One of the best books I've read about AI is Jeff Hawkins "On Intelligence". In this book the premise for intelligence is the ability to predict what will happen next. If you hear a word spoken, or a note played your mind is already busy predicting the next word, or note. If you see a scene with a ball thrown, a bird taking flight and a person walking, you mind predicts the person’s next step, where the bird will go and where the ball is headed. All of these associations are happening from moment to moment.
Now lets say we want to create a computer system to do the same thing. We would need stereo optic camera vision systems, stereo microphone audio and a bunch of other sensors. All of the data has to be gathered, processed and stored in real time. The processing includes detecting the distances and relative motions from the stereo vision, isolating images and sounds and storing all of this data in a time sequence. Then as soon as it is stored in short term storage, we have to extract cross reference points, such as what kind of bird did we see, what noise did it make and what would be its next action? Then we need to look into our long term memory and extract this information from a multitude of cross indexes. Once we have referenced these memories we predict the next action is a squawk and another flap of the wings.
At some point we start to fill up short term memory and will need to save the information in long term memory along with all of the cross indexes such as time of day, the rest of the elements in the scene, what we were smelling and hearing, etc.
As you can see, with this amount of data gathering, processing, storing and retrieving there is no way it can happen in real time on just one processor, no matter how fast it is. This stuff has to happen in parallel. And some of these processors will have to be dedicated and specialized. DSPs will receive each audio channel and break it down into elements, compress it and time stamp it for storage. The data will be passed to other processors that look for words and voices to use as indexes to compare to what is stored in long term memory. More processors will scan those memories and yet other processors will compare items from the memories, and then predict the actions and reactions.
The ideal design for AI processors would be a multi core, or multi processor systems. Each core or processor would have its own built in flash and OS with MPI messaging. Application tasks would be loaded into the core along with any data and then run. Some tasks such as database searches could be divided between several cores, so the same application task is loaded into each along with different data sets.

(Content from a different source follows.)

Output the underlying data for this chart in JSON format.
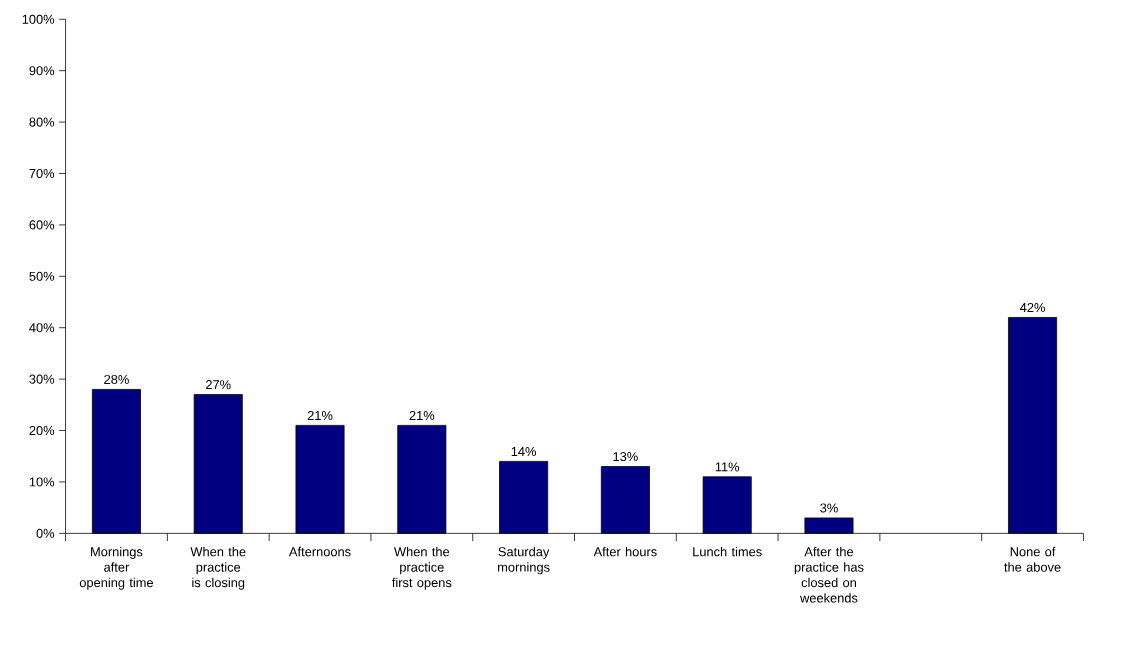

Tasks would remain in the core’s flash until the space is needed for a new task. A new task would flush memory so the core can tackle the new task cleanly.
Most of the actions in this AI system are comparing patterns from sensors to stored patterns in the various memories. And when you think about it, lots of what we sense are just patterns. Words in speech are patterns made up of phonemes, pitch and amplitude. Visual objects such as birds are colors, outlines and other cues.

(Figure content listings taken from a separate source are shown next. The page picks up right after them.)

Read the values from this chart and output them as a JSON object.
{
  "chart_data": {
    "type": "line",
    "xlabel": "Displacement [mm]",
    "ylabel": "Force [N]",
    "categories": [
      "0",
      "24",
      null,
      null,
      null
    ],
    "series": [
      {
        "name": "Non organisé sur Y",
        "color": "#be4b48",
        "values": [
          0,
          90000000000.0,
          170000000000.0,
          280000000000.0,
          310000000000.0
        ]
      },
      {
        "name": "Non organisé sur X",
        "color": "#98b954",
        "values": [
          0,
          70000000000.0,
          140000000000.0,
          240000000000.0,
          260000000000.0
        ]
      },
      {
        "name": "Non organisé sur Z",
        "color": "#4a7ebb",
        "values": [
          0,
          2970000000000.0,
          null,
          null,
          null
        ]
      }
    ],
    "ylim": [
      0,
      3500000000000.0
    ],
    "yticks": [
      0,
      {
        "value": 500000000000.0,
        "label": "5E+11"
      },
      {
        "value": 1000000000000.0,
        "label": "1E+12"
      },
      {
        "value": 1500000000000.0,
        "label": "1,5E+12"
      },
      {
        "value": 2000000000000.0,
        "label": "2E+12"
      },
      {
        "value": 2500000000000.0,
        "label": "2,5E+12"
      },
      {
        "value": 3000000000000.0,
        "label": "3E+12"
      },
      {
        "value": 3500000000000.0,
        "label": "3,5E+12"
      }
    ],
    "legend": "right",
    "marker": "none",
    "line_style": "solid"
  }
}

These are all pattern matching problems. Similar to finding the owner of a particular set of fingerprints. You cannot match every line, curve and loop of fingerprints against a giant database. Instead they look at specific points of the fingerprint and compare them to the same points on other prints. If all points match then it is considered a match.
The same method can be used to find the word spoken out of a database of words.
We just need to define the points of interest that work best.
For example, to recognize speech, we would design a system that breaks each word into segments based on frequency changes and relative amplitude. This way the absolute amplitude from loudness or closeness can be subtracted and absolute frequency from voice pitch can be ignored.
Then it is simply a matter of matching these points of interest to find the word spoken and its meaning. This would allow the use of parallel processing to speed up the process.
Different pattern matching engines can all be working in parallel to look at sounds, vision, even scents and touch. All of this parallel processing would be the first step towards an intelligent robot.